Valid Anagram easy

Problem Statement

Given two strings s and t, return true if t is an anagram of s, and false otherwise.

An Anagram is a word or phrase formed by rearranging the letters of a different word or phrase, typically using all the original letters exactly once.

Example 1:

Input: s = "anagram", t = "nagaram" Output: true

Example 2:

Input: s = "rat", t = "car" Output: false

Steps

  1. Check Lengths: If the lengths of s and t are different, they cannot be anagrams, so return false.

  2. Character Frequency Counting: Create a HashMap (or array if you know the character set is limited like only lowercase English letters) to store the frequency of each character in string s. Iterate through s and increment the count for each character.

  3. Compare Frequencies: Iterate through string t. For each character in t, decrement its count in the HashMap. If the count becomes negative at any point, it means t has more occurrences of that character than s, so they can't be anagrams – return false.
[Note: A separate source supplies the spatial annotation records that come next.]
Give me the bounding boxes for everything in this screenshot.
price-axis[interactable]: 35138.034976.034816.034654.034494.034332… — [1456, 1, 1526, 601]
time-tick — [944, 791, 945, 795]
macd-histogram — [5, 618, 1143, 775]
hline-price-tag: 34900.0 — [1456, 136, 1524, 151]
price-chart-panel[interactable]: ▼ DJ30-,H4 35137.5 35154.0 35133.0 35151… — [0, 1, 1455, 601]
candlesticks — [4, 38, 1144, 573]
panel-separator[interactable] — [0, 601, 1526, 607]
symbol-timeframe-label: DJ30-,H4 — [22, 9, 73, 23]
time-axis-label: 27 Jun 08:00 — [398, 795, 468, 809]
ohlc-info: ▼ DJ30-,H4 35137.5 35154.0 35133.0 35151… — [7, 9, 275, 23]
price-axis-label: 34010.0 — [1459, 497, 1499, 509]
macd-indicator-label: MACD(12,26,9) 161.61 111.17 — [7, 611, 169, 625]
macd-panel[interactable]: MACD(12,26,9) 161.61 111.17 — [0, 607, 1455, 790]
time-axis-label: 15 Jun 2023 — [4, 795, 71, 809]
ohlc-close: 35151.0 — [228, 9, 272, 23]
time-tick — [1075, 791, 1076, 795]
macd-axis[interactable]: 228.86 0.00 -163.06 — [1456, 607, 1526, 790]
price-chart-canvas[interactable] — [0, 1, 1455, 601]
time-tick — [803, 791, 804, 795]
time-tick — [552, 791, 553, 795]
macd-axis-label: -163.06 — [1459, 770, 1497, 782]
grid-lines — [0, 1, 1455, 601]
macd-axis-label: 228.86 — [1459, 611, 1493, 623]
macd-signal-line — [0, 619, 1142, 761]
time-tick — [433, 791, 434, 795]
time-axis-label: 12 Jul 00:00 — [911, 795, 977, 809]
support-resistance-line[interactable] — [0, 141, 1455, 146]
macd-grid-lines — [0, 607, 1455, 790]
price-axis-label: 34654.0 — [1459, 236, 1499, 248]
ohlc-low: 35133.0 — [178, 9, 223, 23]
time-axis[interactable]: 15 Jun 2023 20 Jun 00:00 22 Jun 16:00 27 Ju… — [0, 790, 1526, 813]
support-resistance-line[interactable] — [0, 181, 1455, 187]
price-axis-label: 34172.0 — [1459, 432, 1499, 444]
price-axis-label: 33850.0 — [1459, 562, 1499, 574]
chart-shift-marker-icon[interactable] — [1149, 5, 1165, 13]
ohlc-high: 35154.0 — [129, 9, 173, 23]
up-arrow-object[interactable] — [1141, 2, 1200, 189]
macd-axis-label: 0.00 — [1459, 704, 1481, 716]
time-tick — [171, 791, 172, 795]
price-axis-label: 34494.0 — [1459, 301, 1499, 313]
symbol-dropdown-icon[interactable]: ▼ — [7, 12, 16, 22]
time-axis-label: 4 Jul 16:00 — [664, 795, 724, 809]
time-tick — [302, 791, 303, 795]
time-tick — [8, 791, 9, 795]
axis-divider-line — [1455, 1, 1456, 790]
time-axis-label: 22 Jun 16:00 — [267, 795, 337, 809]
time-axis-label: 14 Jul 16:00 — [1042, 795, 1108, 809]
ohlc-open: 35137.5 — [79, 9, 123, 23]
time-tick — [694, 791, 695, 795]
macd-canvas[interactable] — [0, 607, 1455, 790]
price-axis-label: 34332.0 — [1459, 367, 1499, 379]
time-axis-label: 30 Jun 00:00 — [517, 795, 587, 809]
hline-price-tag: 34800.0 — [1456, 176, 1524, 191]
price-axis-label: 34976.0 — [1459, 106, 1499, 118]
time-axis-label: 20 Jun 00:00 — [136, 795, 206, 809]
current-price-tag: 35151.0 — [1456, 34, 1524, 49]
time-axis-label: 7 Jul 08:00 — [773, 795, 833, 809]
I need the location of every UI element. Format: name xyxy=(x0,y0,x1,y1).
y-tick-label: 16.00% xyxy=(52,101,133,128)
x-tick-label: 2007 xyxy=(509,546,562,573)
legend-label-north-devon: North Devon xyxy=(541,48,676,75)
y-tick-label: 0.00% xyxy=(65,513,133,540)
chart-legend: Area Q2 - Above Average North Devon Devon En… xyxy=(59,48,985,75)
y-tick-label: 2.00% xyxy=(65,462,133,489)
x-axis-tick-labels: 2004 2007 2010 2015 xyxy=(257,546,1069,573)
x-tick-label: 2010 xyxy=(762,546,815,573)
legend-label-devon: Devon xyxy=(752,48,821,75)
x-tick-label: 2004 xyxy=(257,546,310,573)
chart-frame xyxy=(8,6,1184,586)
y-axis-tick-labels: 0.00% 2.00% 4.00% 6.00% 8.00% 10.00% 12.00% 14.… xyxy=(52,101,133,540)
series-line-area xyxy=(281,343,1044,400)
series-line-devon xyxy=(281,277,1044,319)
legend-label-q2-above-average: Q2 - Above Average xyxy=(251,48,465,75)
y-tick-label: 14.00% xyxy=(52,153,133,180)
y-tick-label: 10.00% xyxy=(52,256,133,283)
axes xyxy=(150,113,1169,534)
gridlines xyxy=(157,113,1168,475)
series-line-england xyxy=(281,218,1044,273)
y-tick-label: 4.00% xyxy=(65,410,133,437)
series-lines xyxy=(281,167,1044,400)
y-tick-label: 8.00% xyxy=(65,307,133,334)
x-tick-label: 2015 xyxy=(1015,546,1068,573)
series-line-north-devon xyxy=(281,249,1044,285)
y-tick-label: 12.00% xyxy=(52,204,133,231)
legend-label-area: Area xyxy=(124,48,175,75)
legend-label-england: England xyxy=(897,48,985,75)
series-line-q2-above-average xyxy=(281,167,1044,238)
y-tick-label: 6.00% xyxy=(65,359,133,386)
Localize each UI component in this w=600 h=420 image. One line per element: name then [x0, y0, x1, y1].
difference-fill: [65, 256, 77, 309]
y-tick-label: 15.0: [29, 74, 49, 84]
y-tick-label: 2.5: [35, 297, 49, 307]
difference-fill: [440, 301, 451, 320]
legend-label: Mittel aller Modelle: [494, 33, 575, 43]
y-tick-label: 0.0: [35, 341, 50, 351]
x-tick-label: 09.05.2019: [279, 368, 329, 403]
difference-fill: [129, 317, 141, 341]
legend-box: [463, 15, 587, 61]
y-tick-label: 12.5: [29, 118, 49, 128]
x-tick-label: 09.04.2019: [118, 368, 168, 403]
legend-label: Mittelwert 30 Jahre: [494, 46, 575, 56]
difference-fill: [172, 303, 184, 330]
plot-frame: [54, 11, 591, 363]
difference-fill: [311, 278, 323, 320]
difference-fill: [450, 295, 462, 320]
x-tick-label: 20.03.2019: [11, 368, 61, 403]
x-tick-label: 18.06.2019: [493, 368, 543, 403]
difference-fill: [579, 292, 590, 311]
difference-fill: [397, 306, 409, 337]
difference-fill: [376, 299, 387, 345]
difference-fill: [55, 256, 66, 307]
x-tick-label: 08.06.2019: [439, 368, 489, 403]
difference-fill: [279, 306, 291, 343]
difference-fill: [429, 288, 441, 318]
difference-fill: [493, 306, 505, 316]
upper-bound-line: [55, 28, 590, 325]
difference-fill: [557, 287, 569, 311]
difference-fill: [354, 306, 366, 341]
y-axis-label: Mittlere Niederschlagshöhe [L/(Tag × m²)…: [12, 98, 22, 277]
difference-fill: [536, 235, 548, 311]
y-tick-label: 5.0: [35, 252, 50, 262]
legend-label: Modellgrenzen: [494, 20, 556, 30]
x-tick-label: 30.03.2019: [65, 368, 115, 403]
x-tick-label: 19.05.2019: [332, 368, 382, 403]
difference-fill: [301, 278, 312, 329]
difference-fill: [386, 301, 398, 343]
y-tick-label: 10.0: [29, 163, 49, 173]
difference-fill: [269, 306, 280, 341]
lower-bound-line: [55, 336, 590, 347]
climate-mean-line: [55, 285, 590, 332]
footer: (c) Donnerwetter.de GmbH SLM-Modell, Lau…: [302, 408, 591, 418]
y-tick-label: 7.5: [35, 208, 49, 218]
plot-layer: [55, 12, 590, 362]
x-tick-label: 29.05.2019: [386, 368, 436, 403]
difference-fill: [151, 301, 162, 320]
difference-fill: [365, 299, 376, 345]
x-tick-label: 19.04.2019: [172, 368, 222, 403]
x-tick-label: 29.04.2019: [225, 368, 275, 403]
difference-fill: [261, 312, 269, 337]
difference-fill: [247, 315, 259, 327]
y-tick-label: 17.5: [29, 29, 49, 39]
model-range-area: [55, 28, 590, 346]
  4. Final Check: After iterating through t, if all counts in the HashMap are zero, it means the character frequencies in s and t are identical, therefore they are anagrams, and we return true. Otherwise (if any count remains non-zero), they are not anagrams, and we return false.

Explanation

The core idea is to check if the character frequencies are the same in both strings. Using a HashMap allows us to efficiently count character frequencies. The algorithm avoids sorting, which would have a higher time complexity. Decrementing the counts in the HashMap as we iterate through the second string directly confirms if each character in the second string has a matching counterpart in the first.

Code

import java.util.HashMap;
import java.util.Map;

class Solution {
    public boolean isAnagram(String s, String t) {
        if (s.length() != t.length()) {
            return false;
        }

        Map<Character, Integer> charCount = new HashMap<>();

        // Count character frequencies in s
        for (char c : s.toCharArray()) {
            charCount.put(c, charCount.getOrDefault(c, 0) + 1);
        }

        // Decrement counts for characters in t
        for (char c : t.toCharArray()) {
            if (!charCount.containsKey(c) || charCount.get(c) == 0) {
                return false; // Character not found or count already zero
            }
            charCount.put(c, charCount.get(c) - 1);
        }

        // Check if all counts are zero
        for (int count : charCount.values()) {
            if (count != 0) {
                return false;
            }
        }

        return true;
    }
}

Complexity

  • Time Complexity: O(n), where n is the length of the strings. We iterate through the strings once each. HashMap operations (get, put) are typically O(1) on average.

  • Space Complexity: O(1) in the case of only lowercase English letters (using an array to store frequencies). If the character set is unlimited, it becomes O(n) in the worst case (using a HashMap). In practice, the space used by the HashMap is often relatively small compared to the input string lengths.